I got one of my undergraduate degrees in history and am a certified history nerd. I listen to podcasts like Hardcore History and History Extra and am willing to consume just about anything related to topics I love. I’ve probably read every book in the world that talks about the wives of Henry VIII (even though they never tell me anything new) just because I love that era so damn much.
For a time I ran a blog that was about historical inaccuracies in movies, the Braveheart entry of which was adapted for Minerva. It’s not news to anyone that Mel Gibson ran over historical fact with a steamroller. But that didn’t stop the movie from winning an Oscar.
In fact, period pieces get nominated for awards every year, and every year people start fighting about the facts in the movies. Is it important the writers conflate people and events? Does it matter if they shorten a timeline? Or the latest debate about Hamilton: is it important that the musical glosses over Hamilton’s more elitist tendencies?

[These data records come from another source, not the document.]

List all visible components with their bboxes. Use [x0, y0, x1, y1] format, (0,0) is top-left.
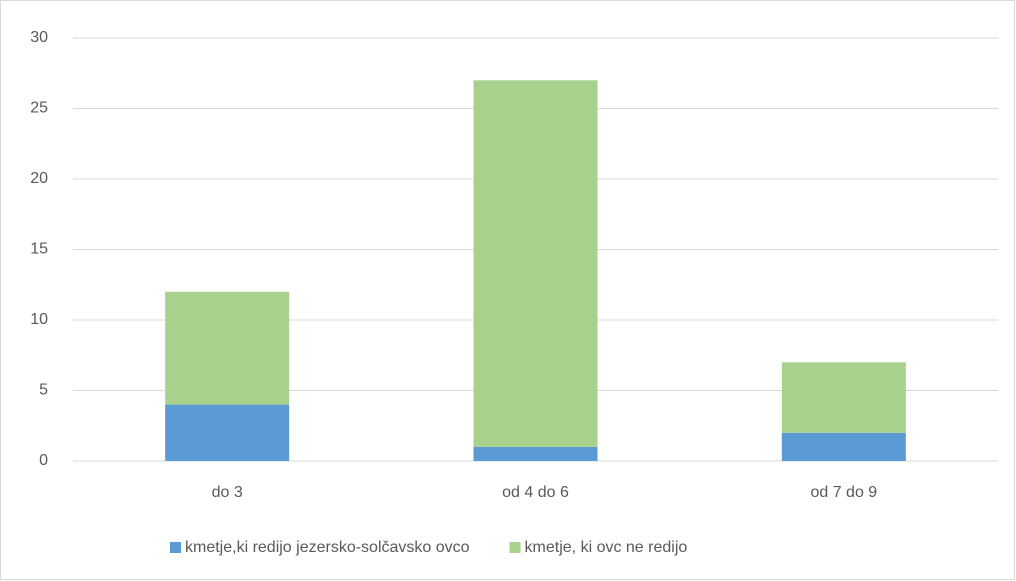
bar [781, 362, 906, 433]
x-tick-label: od 4 do 6 [502, 484, 569, 501]
legend-swatch [170, 542, 181, 553]
y-tick-label: 5 [39, 382, 48, 399]
bar [165, 291, 290, 405]
legend-swatch [509, 542, 521, 553]
bar [473, 80, 598, 447]
bar [165, 404, 290, 461]
y-tick-label: 15 [30, 241, 48, 258]
bar [781, 432, 906, 461]
y-tick-label: 0 [39, 452, 48, 469]
bar [473, 446, 598, 461]
x-tick-label: do 3 [212, 484, 243, 501]
y-tick-label: 10 [30, 311, 48, 328]
y-tick-label: 20 [30, 170, 48, 187]
legend-label: kmetje, ki ovc ne redijo [525, 539, 688, 556]
legend-label: kmetje,ki redijo jezersko-solčavsko ovco [185, 539, 470, 556]
y-tick-label: 25 [30, 100, 48, 117]
y-tick-label: 30 [30, 29, 48, 46]
x-tick-label: od 7 do 9 [810, 484, 877, 501]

Does the diverse casting gloss over the fact that almost every named character in actual history was a white person?
There’s always been a struggle between telling a good story and correctly relaying the facts.
So where should the line be drawn? Should we hold filmmakers to historically accurate standards? My heart really wants to say yes. After all, what’s the point of telling a story that’s based on truth if it’s not at all true? Why completely screw up events that already happened when so many of us are already historically illiterate?
Take as an example, Gladiator, one of my favorite movies to hate on. In the film, Commodus is a generally creepy jerk and ends up getting revenge stabbed by Maximus and dies. The film actually tones down his antics so much, it infuriates me. Commodus regularly fought in the arena—he wanted to be a gladiator and a savior of his people. He was eventually strangled to death in the bath by the wrestler Narcissus. This was after his mistress Marcia tried to poison him. Oh, did I also mention that Commodus had two sisters, a wife, and multiple mistresses? This movie could be full of ladies plotting to kill a gladiatorial-crazed emperor! Why did Ridley Scott decide fictional man-pain was better (to be fair, this is the director who white washed the hell out of Exodus).
In cases like Gladiator, I think fact is far more interesting than fiction, and that’s my main beef for changing things around. If directors want to tell audiences the most compelling narrative, then they should use real life when it does the trick rather than falling back on Hollywood conventions.
I stumbled across another interesting argument while researching my undergraduate thesis. In the book Tudors and Stuarts on Film: Historical Perspectives, the editors suggested in the introduction that making movies historically inaccurate is a problem because after they see the film, people will forget where they learned that historical information and assume they read it somewhere. This means every stupid thing you see in a movie eventually gets confused in your mind as “Something I read somewhere once” which then ingrains historically inaccurate facts and scenes in our minds. That’s not great.
But there’s also a part of me that knows sticking to the facts isn’t fair. In fact, it’s usually not possible. We have our best guesses for how people acted and what they did a lot of the time, but that’s what they are: guesses. You can’t create a good dramatic film that centers around Anne Boleyn and then hit a certain point and go, “Well, she probably didn’t sleep with those guys and this might be why Henry was tired of her, but just so you know, it’s all guesswork.” At some point you have to make a creative decision and stop weighing exactly what happened.
That’s where I start cutting some slack. There are a lot of fine period pieces that don’t stick to complete accuracy (Belle is one of my favorite films, and it plays fast and loose with fact at times), and I don’t think it’s fair to expect them to. There should be room for creative license. God knows you find it anywhere else. Sometimes creative license leads to great things. Not to harp on Hamilton, but casting all the main roles as non-white people has sort of turned the theater world upside down. How often to do we see casts that aren’t largely white? Suddenly, we can look at the Founding Fathers and see something other than old white dudes, we see people we might want to know or be. This makes the musical work in a way it couldn’t have if someone had forced Lin-Manuel Miranda to be historically accurate.
And for the really popular, really inaccurate stories, you’ll always have a push back moment that ends up educating people. Apparently tourism to Scotland skyrocketed after Braveheart came out, and most people know it’s all sorts of wrong. So maybe in a way inaccurate history can lead to people finding out about things they never would have cared about in the first place.
It comes down to whether the entertainment you’re watching is good and the reasons it bends the facts. I find some films and TV shows cheesy and offensively untrue to what we know about the people and the time (Reign is the perfect example. I know it shouldn’t have to be accurate, but damn it, does it have to be so bad? Ditto to The Tudors. Make your Henry fat and tall already). But films that go far afield and tell a damn good story in the process? Well, maybe I don’t mind so much.